"La foi" est une tragédie philosophique en cinq actes écrite par Eugène Brieux de l'Académie-Française.
Sur une musique composée par Camille Saint-Saëns, elle a été représentée, pour la première fois, le 10 avril 1909, au théâtre de Monte-Carlo.
Et, refusée en novembre 1910 par le comité de la Comédie-Française, elle a été reprise, le 23 mai 1912, au "deuxième français", le théâtre de l'Odéon.
La placer en Haute-Égypte durant son antique moyen-empire était le moyen pour Eugène Brieux de traiter le sujet de sa pièce sans froisser personne.
Car le propos de celle-ci est douloureux.
Il est de ceux qui, depuis des milliers d'années, inquiètent l'humanité toute entière.
La question posée est celle de la nécessité du divin pour l'homme ...
Sans un sacrifice, le Nil ne déborderait pas et tout le pays resterait stérile.
Le blé ne pousserait pas, ni les fèves, ni le dourah, ni le lotus.
La jeune fille vierge d'un village doit être offerte aux dieux afin d'obtenir l'inondation annuelle.
Yaouma, peut-être ?
Elle attend le retour de Satni, l'homme qu'elle aime, le fils du potier, un jeune prêtre parti depuis deux ans.
Mais sur la cange aux vingt rameurs qui le ramène, l'homme qui revient est un scribe qui prêche de nouveaux dieux.
Yaouma devra choisir entre un homme et un dieu, entre le devoir et l'amour, entre le bonheur et la dignité ...
Eugène Brieux nous peint un monde empreint de religion et de superstition.
Il décrit la foi épaisse et brutale des foules, la foi suspecte du prêtre avide et despote et la foi généreuse d'amour et de bonté de Miéris, une jeune aveugle.
L'auteur se défend d'avoir écrit une pièce anti-cléricale.
"La foi" n'est pas une charge contre la religion.
Elle est une interrogation sur la nécessité de celle-ci.
Chacun des personnages est un argument qui vient percuter l'autre.
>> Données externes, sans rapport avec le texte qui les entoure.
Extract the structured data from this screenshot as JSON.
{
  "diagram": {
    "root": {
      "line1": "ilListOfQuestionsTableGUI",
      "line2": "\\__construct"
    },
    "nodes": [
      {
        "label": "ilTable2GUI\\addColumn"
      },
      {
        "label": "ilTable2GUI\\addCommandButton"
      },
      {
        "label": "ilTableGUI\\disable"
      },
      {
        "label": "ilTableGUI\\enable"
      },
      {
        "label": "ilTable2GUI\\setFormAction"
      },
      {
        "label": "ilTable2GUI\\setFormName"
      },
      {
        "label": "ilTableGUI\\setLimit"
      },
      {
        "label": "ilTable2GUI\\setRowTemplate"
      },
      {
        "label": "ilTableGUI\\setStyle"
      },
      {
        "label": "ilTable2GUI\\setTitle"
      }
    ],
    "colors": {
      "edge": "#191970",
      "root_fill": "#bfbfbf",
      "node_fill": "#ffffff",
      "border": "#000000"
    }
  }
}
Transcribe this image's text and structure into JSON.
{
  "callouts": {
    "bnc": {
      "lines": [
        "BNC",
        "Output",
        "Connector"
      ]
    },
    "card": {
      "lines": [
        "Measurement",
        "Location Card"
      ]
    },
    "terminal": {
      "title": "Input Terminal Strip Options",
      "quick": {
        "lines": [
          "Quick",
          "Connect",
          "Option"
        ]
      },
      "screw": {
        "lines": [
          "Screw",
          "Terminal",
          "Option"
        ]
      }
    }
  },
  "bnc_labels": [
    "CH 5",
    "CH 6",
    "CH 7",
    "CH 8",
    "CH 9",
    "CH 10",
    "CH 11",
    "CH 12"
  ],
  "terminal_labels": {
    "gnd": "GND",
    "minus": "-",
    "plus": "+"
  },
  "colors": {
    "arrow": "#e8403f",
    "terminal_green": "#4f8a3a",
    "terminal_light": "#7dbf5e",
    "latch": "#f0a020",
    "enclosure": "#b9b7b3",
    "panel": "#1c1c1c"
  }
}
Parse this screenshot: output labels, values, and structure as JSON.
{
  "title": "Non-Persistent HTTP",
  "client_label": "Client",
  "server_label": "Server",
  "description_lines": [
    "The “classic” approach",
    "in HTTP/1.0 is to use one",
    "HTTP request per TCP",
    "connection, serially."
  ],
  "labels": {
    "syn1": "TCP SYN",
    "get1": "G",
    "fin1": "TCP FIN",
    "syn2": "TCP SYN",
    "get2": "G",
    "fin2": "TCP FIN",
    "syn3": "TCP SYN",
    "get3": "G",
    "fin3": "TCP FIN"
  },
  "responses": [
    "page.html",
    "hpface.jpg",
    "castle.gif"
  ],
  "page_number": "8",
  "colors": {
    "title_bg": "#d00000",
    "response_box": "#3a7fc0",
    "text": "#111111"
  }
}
La pièce n'a pas très bien vieilli.
Mais quelques morceaux, qui restent puissants, s'en dégagent : un long monologue de Satni (acte II scène VIII), l'entrevue entre ce dernier et le grand prêtre (acte IV scène III) ...
Versifié, le morceau de scène aurait peut-être moins offert de prise au temps.
Pourtant même devenue désuète, la pièce n'en reste pas moins un indispensable écho du lancinant questionnement de l'humain placé face à ses dieux ...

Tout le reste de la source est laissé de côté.